A história se inspira no surgimento do movimento manguebit e Boyzinha, personagem interpretada por Débora Leão, é integrante e vocalista da banda de rock Psicopasso. As gravações das cenas nas quais a artista participou ocorreram no mês de julho de 2017 e uma das principais locações foi no Alto José do Pinho, bairro da Zona Norte do Recife, onde se ambienta o surgimento da banda liderada por Boyzinha. Negra e lésbica, à frente de sua época, a personagem vivida por Débora tem discursos feministas e de empoderamento LGBT.
Negrita aparece no enredo a partir do segundo episódio de Lama dos Dias. Nas imagens que serão exibidas na série será possível assistir Débora Leão em cena com Roger de Renor, Lula Louise, filha de Chico Science, e com os atores Júlio Machado, Maeve Jinkings e Isadora Gibson, com quem fez par romântico.

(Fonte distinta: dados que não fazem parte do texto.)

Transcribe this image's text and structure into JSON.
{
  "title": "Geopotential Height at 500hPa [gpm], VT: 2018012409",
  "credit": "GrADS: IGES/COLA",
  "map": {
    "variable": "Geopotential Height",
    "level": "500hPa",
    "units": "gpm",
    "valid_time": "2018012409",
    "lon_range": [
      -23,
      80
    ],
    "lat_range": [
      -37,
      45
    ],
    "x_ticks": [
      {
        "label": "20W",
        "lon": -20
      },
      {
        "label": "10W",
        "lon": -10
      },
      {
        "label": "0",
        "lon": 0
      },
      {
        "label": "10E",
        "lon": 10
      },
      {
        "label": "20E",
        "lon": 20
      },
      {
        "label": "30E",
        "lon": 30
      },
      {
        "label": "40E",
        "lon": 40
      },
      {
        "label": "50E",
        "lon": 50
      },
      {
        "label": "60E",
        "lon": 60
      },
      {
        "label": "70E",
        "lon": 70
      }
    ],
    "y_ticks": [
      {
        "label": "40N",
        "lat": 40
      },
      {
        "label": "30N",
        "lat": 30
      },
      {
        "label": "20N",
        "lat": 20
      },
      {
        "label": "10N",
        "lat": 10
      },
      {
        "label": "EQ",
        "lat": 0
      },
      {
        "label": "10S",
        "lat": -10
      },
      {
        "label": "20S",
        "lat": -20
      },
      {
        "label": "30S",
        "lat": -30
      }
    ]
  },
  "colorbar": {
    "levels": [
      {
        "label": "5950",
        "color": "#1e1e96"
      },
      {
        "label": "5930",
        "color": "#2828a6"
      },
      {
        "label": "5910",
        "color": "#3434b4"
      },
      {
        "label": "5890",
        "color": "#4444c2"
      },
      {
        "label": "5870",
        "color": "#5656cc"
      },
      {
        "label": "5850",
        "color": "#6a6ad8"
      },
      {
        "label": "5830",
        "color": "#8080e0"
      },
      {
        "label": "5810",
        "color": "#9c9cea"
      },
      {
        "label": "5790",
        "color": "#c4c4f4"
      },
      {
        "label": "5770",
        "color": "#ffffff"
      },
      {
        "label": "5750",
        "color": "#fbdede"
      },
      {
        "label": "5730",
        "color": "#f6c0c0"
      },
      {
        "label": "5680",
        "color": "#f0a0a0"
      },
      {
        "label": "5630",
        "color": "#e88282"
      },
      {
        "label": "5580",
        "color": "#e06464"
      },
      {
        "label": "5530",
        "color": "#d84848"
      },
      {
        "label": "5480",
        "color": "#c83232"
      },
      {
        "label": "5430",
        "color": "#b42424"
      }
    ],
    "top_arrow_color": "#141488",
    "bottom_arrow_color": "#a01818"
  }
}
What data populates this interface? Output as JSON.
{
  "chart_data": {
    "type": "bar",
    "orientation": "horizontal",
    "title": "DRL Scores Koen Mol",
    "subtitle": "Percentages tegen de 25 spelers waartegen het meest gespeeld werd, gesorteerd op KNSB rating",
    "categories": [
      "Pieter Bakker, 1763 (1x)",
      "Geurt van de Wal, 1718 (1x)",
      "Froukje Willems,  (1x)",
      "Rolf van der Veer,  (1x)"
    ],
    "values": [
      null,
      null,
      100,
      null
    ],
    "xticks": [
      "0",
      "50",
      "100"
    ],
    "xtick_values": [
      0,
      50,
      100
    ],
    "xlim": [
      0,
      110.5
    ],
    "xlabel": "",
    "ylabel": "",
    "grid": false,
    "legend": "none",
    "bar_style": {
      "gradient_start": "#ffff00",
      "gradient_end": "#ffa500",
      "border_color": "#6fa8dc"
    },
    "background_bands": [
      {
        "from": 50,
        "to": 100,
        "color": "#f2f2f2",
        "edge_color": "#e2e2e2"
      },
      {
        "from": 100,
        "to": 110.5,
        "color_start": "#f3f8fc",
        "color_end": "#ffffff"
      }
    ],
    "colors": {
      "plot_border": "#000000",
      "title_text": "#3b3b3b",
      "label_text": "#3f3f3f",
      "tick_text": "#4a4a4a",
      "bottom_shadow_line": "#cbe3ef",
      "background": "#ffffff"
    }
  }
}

Há seis anos você transita pelo movimento hip-hop e agora estreia no segmento audiovisual. Como surgiu essa proposta para trabalhar na televisão?
NEGRITA MC – Através de um convite de Helder Aragão de Melo, o DJ Dolores, por conta de uma apresentação no show de Isaar França, no coletivo Sexto Andar, no Edf. Pernambuco (Centro do Recife), há quase 3 anos. Helder assistiu, me falou que estava escrevendo uma série. Mais tarde fui convidada ao Edifício Pernambuco novamente, desta vez para conhecer Hilton Lacerda e conversar com ele e Helder sobre a personagem Boyzinha. Naquele dia eles me convidaram a atuar na série Lama dos Dias.
Qual a importância da batalha de MC’s, para você, dentro do movimento hip-hop? E o que essa vivência acrescentou à sua interpretação na série Lama dos Dias?
NEGRITA MC – A importância real das batalhas de MC’s hoje em dia é a forma de escape, na maioria das vezes. Superação das dificuldades da vida, que muitos enfrentam dentro das suas casas, ou até mesmo dentro de si, como depressão ou ansiedade. As batalhas transmitem uma energia surreal: digo por mim, pois sempre senti energias boas e muita instiga para batalhar. Até mesmo estando de fora dá aquela vontade de mandar uma idéia. Faz parte de mim e consequentemente contribuiu com a personagem Boyzinha. A batalha de rima, por exemplo, tão comum no movimento, é vivenciada também na ficção a partir do momento em que precisei fazer um freestyle em um show da Psicopasso.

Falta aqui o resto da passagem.